Variations are selected procedurally and will be consistent between individual meshing operations. This is achieved by creating a Random object seeded by a chunk’s id and always querying that Random instance in the same order every time.

// Metaphors are fun
class ChunkViewLoaf {
    public void BakeMesh() {
        /*
         Setup Happens
         */
        System.Random rng = new SystemRandom(chunk.ID.GetHashCode());
    
        for (int i = 0; i < chunk.Length; i++) {
             random = (float)rng.NextDouble();
         
             /*
              The rest of the meshing algorithm
              */
         }
         // Since spacial organization of a chunk's voxel array is consistent,
         // and the Random instance will always start with the same seed, this
         // setup will always return the same "random" number for a voxel in a
         // specific position.
    }
}

Texture Connections

Now we cook with butter. Connecting textures to one another allows for the illusion of voxels being parts of larger objects. The simplest form of this is blocks of stone — or jade in this case.

unity_personal_64bit_-_game-unity_-_unity_projec_2016-11-16_18-36-24

The illusion is quite effective. Materials designed to use connections use 6 of the 16 data bits in the voxel to store whether or not a voxel is connected on each of its 6 faces. When meshing a face of the voxel, the data from the perpendicular faces are reworked to 4 bits for the faces 4 sides. Finally, there are 16 possible combinations of those four bits, and at least one texture is needed in the lookup table for each of those possibilities.

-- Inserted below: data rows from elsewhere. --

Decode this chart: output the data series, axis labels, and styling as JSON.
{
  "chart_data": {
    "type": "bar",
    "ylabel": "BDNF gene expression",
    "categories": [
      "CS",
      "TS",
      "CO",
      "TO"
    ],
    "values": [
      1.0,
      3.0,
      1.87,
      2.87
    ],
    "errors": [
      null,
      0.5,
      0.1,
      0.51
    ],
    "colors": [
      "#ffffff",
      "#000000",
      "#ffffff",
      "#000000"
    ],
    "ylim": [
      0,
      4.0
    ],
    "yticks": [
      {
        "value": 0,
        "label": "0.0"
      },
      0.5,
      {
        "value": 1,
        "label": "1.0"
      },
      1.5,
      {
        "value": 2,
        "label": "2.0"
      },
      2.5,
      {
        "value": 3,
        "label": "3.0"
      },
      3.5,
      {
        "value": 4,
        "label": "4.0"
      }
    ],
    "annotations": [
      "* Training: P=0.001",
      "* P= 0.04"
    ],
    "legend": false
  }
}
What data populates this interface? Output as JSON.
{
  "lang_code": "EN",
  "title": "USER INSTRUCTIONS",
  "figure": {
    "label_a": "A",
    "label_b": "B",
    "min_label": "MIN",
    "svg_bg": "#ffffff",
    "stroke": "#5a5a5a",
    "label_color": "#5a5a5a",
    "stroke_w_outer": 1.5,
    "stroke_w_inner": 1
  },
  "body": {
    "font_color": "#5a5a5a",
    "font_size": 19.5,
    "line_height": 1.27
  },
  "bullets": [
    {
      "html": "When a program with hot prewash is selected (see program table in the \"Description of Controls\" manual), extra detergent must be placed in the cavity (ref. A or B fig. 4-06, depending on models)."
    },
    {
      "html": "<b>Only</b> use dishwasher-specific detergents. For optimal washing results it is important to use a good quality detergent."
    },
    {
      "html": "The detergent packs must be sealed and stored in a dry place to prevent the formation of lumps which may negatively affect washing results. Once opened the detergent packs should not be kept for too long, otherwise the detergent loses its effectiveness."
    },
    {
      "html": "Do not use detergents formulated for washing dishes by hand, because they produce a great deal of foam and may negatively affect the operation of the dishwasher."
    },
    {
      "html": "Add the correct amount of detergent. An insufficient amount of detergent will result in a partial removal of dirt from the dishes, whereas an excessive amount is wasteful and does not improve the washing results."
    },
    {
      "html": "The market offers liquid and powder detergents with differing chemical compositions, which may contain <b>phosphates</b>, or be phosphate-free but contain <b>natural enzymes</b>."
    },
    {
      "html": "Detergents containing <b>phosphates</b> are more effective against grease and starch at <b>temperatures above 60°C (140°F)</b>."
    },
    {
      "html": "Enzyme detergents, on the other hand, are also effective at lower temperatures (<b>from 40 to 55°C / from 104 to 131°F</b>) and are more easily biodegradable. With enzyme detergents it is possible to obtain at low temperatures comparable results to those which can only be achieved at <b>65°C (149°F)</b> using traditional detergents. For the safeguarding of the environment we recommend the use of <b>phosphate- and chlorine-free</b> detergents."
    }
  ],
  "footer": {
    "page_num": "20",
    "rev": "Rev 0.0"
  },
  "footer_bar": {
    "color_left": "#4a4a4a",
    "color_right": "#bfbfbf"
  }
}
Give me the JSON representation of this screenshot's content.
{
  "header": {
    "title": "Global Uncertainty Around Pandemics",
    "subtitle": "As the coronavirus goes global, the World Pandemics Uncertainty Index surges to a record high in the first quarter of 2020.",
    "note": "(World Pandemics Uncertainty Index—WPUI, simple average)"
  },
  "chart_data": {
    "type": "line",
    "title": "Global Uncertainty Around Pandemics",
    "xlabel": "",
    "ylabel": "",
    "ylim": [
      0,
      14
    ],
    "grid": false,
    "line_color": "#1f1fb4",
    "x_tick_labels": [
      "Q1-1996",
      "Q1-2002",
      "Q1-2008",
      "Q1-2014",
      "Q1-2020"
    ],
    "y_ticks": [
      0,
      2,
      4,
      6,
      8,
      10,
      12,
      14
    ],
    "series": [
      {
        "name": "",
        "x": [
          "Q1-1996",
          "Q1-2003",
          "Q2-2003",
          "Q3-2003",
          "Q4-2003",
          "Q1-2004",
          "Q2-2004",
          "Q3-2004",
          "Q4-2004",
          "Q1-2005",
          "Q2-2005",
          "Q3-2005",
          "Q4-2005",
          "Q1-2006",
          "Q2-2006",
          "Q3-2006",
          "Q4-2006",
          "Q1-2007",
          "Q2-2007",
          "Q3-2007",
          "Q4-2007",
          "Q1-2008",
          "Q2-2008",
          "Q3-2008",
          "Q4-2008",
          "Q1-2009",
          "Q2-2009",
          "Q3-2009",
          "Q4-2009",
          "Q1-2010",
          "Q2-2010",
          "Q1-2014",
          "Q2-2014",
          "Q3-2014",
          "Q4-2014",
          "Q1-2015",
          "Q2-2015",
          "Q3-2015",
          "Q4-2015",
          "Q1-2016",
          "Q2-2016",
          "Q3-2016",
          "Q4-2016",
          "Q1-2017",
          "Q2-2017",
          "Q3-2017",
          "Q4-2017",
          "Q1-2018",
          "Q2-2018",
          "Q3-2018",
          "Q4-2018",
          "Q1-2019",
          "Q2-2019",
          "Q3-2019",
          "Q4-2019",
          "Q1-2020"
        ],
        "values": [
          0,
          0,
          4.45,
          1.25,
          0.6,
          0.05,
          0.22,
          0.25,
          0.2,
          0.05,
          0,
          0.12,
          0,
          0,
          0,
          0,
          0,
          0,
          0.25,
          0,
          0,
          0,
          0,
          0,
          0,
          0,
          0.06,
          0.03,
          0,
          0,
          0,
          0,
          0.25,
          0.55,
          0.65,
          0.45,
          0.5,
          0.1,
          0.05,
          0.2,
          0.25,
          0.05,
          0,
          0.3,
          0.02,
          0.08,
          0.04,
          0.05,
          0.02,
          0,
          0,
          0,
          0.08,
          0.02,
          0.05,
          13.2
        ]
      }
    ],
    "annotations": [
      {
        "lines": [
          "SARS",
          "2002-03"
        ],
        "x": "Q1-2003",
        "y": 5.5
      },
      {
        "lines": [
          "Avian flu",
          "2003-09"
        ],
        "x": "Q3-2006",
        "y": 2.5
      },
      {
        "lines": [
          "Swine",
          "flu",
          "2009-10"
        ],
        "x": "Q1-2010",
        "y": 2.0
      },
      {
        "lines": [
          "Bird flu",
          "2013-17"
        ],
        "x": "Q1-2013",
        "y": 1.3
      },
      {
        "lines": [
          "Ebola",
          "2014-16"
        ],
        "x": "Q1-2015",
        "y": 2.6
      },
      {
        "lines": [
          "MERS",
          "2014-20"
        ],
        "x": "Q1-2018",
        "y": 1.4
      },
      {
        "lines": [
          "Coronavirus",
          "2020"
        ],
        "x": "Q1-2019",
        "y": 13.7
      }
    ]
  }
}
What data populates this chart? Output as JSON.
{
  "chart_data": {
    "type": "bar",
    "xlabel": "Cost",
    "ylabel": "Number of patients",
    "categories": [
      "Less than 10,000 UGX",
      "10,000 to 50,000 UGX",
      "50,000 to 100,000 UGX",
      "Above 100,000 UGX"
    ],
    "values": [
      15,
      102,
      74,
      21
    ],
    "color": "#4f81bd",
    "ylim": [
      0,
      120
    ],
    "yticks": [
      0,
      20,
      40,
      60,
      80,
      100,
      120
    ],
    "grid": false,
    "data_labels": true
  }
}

unity_personal_64bit_-_game-unity_-_unity_projec_2016-11-16_18-41-24

The implementation of this feature is actually quite simple: just another layer in the material lookup tree. The complex part was updating all of the various tools in order to author textures with the connection flags and edit the flags of relevant voxels as they are edited. A number that should jump out at you is that I need to make and maintain 16 textures for every connected material. The thought of having to manage 16 separate textures for this feature – let alone any variations – led me to build a node-based texture editor that I will show off in a future post.

I’m looking forward to digging into the potential for expression these two features provide.